Die Vorschriften sind typische Beispiele für einen überschießenden Kontroll- und Ausschließungs-Furor, für eine oberflächliche, dysfunktionale, lediglich vermeintlichen Wählerinteressen entsprechende, symbolische Politik. Sie haben nicht nur keinerlei empirisch fassbaren Nutzwert, sondern haben mit Sicherheit negative Auswirkungen auf das Ziel der Resozialisierung. In noch gravierenderem Maße gilt dies für die geplante Einführung der Nachträglichen Sicherungsverwahrung für Jugendliche und Heranwachsende. Es wäre das Mindeste gewesen, diese Gesetze zum Zweck der Evaluation im Sinne der gesetzgeberischen Überprüfungspflicht als befristete Zeitgesetze auszugestalten.[24] Als kriminalpolitischen Konsequenz der hier vertretenen kriminalwissenschaftlichen und verfassungsrechtlichen Einsichten ist zu erhoffen, dass die Gerichte, die vielleicht weniger im Rampenlicht der veröffentlichten Meinung agieren, im Sinne der „Kann“-Regelung keinen Gebrauch von diesen Vorschriften machen.[25] Im – kaum zu erwartenden – Falle eines kriminalpolitischen Klimawandels in Richtung Versachlichung sollte die Streichung beider Normen – und möglichst auch des § 66 StGB – erfolgen. Auch besteht noch ein Rest Hoffnung, dass das Bundesverfassungsgericht wenigstens den gegen § 66b erhobenen verfassungsrechtlichen Bedenken Rechnung trägt.

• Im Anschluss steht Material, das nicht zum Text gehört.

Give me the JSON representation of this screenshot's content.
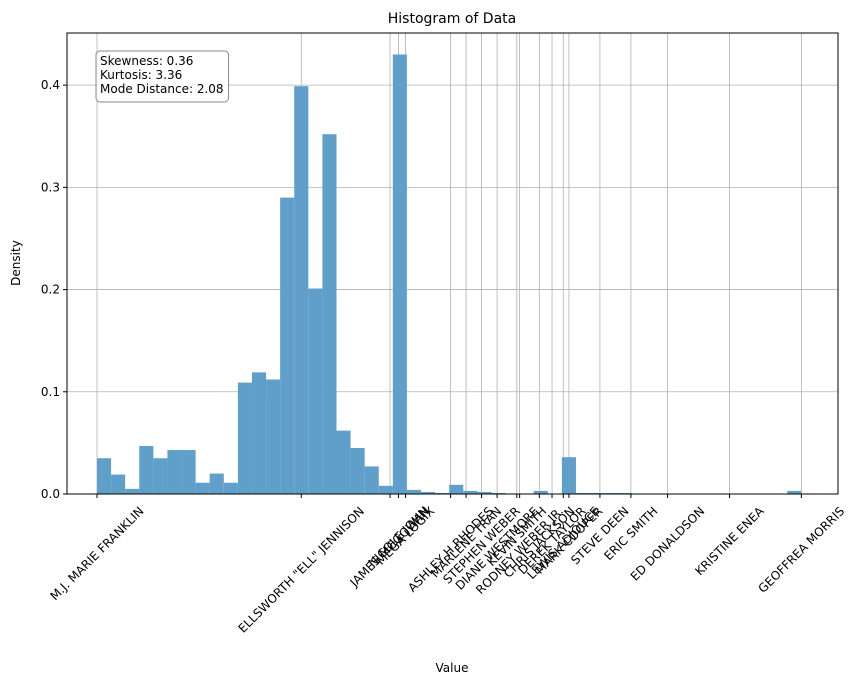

[1] Im Detail: Ullenbruch 2002; Gang der Gesetzgebung: s. Tröndle/Fischer, 52. Aufl.,§ 66a Anm.1.

[2] Kinzig 2004.

[3] Siehe NK-Kommentierung Böllinger/Pollähne 2005.

[4] Bammann u.a. 2000.

[5] Asbrock 2002.

[6] Kinzig 2002.

[7] So auch Kinzig 2002, 2004; Rzepka 2003, 2004.

[8] Kinzig 2002; Rzepka 2003, 2004).

[9] Dazu: BVerfG Beschl. v. 4.2.97 – 2 BvR 122/97 unter Hinweis auf BVerfG NJW 88, 477.

[10] Vgl. Kin zig 2002, Fn.19, 20.

[11] So auch Dünkel 2004; Rzepka 2003, 2004.

[12] Ausführlich zu diesem Risiko: Böllinger 1998.

[13] Siehe zum zentralen Basisraten-Problem Kühl/Schumann 1989; Volckart 2003; Kinzig 2002, 2004.

[14] Kinzig 2002; Renzikowski 2004; Rzepka 2004.

[15] Asbrock 2002; Callies im Rechtsausschuss a.a.O..

[16] So auch Peglau 2002.

[17] Prot. Rechtsausschuss v. 5.5.04; s.a. Dünkel 2004.

[18] So auch Pieroth JZ 2002,926.

[19] So auch Dünkel 2004.

[20] Im Einzelnen § 66a Anm.5; Kinzig 2002; Rzepka 2003, 2004; Dünkel 2004; Braum 2004.

[21] Braum 2004.

[22] Darin einig mit Kinzig 2002; Rzepka 2003, 2004; Dünkel 2004.

[23] So auch Kinzig 2002; Rzepka 2003, 2004; Renzikowski 2004; Pieroth a.a.O.; a.A. Peglau 2001.

[24] Bammann u.a. 2002; Braum 2004.

[25] In diesem Sinne kann die Entscheidung des Bundesgerichtshofs vom Nov. 2005 verstanden werden (AZ: 2 StR 272/05).